“How can we be so good, when we organise ourselves in this sclerotic way?” vice-chancellor Richardson asked in her Oration earlier this month. “How much better would we be if we made decisions faster, if we were to build more trust between us so that we could make decisions more expeditiously?” At a couple of other points in her excellent, misleadingly reported, speech, she makes feints in the direction of university centralisation. There can be no mystery about why the problem of centralisation is such an important one for our University. But the minimal proposals Richardson indicates we should consider seem to me perfectly sensible and totally innocuous.
It is a point that is often ignored at the student level: Oxford operates at a severe financial deficit relative to other (American) universities in its weight class. It has a fifth of Harvard’s endowment, a quarter of Yale’s, a third of Princeton and Stanford’s. When it comes to hiring the best faculty, all else equal, Oxford can be out-bought; when it comes to exciting new research initiatives, Oxford must be warier in its commitments. Much of this is no doubt attributable to a difference in alumni culture. But two observations. First, it is surely right that the quality of fundraising operations is variable across colleges. Secondly, this only increases the pressure on the University to make good use of its resources: not, as Richardson laments, employ the equivalent of 30 full-time employees on processing expense claims.

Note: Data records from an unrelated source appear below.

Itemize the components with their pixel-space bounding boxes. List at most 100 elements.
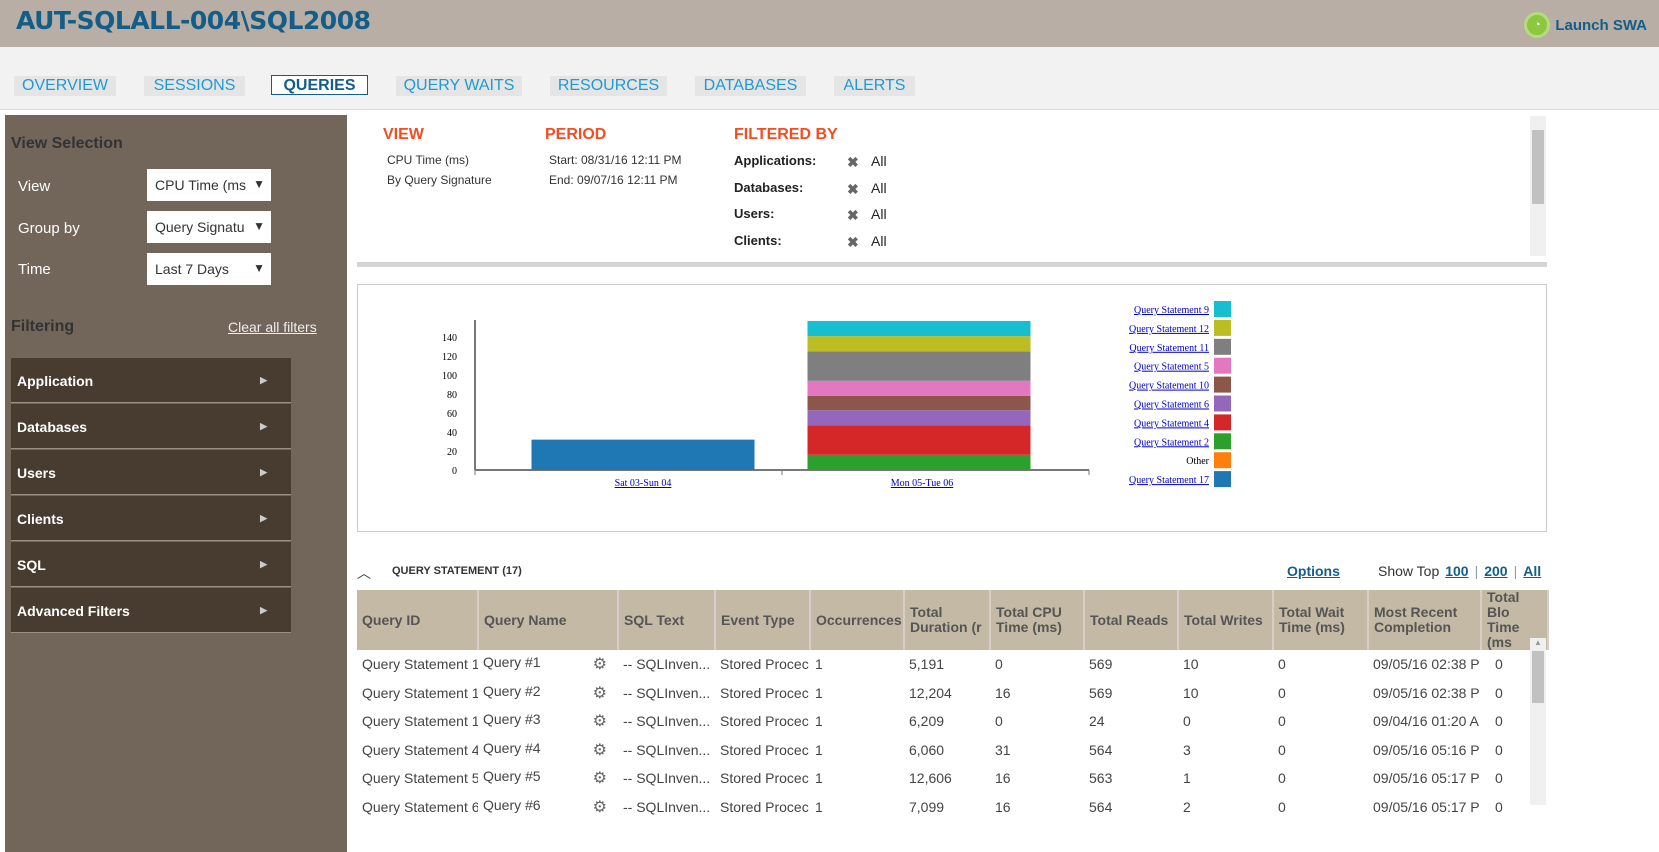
cell-text: 3 bbox=[1183, 741, 1191, 758]
column-header[interactable]: Occurrences bbox=[810, 590, 905, 650]
column-header[interactable]: Total Duration (r bbox=[904, 590, 991, 650]
tab-sessions[interactable]: SESSIONS bbox=[144, 76, 245, 96]
cell-text: 0 bbox=[1278, 713, 1286, 730]
table-row[interactable]: Query Statement 4 Query #4 ⚙ -- SQLInven...… bbox=[357, 736, 1548, 765]
table-cell: 12,606 bbox=[904, 764, 990, 793]
tab-overview[interactable]: OVERVIEW bbox=[14, 76, 116, 96]
tab-query-waits[interactable]: QUERY WAITS bbox=[396, 76, 522, 96]
filter-clients-value: All bbox=[871, 233, 887, 249]
table-cell: 0 bbox=[1273, 650, 1368, 679]
header-bar: AUT-SQLALL-004\SQL2008 ◔ Launch SWA bbox=[0, 0, 1659, 47]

It is also undoubtedly the case that the collegiate structure is the source of much that is extraordinary about the University. Furthermore, there is a real question about how far Oxford can go in the direction of unity without becoming, at a deep level, a different institution. A remark by Jerry Cohen has considerable force in this connection: “in addition to the consideration of what good we might do… there is also the consideration of what we are, of our identity, and we may legitimately have regard to our desire to preserve that identity.” Cohen observes that a university might have a “central, organising self-conception”; that even if a change might be better for undergraduates, graduates and faculty, there can still be reason not to go along with it. But to make changes is not to change everything; and the journey towards centralisation does not strike me as one, that, once embarked upon, is impossible to stop until it has reached some far-away endpoint.
There is a final point that we should address, concerning sentiments of the faculty, with which I, as an undergraduate, must be unacquainted. In a recent survey, Oxford academics expressed greater satisfaction with their University’s administration than those of any other UK university. This should not be lost sight of in the push for international competitiveness, unless the process become self-undermining. The way the situation appears to students is quite plausibly entirely different from the way it strikes those more intimately involved; indeed it cannot be ruled out that students only have access to the most superficial level of a problem that runs much deeper.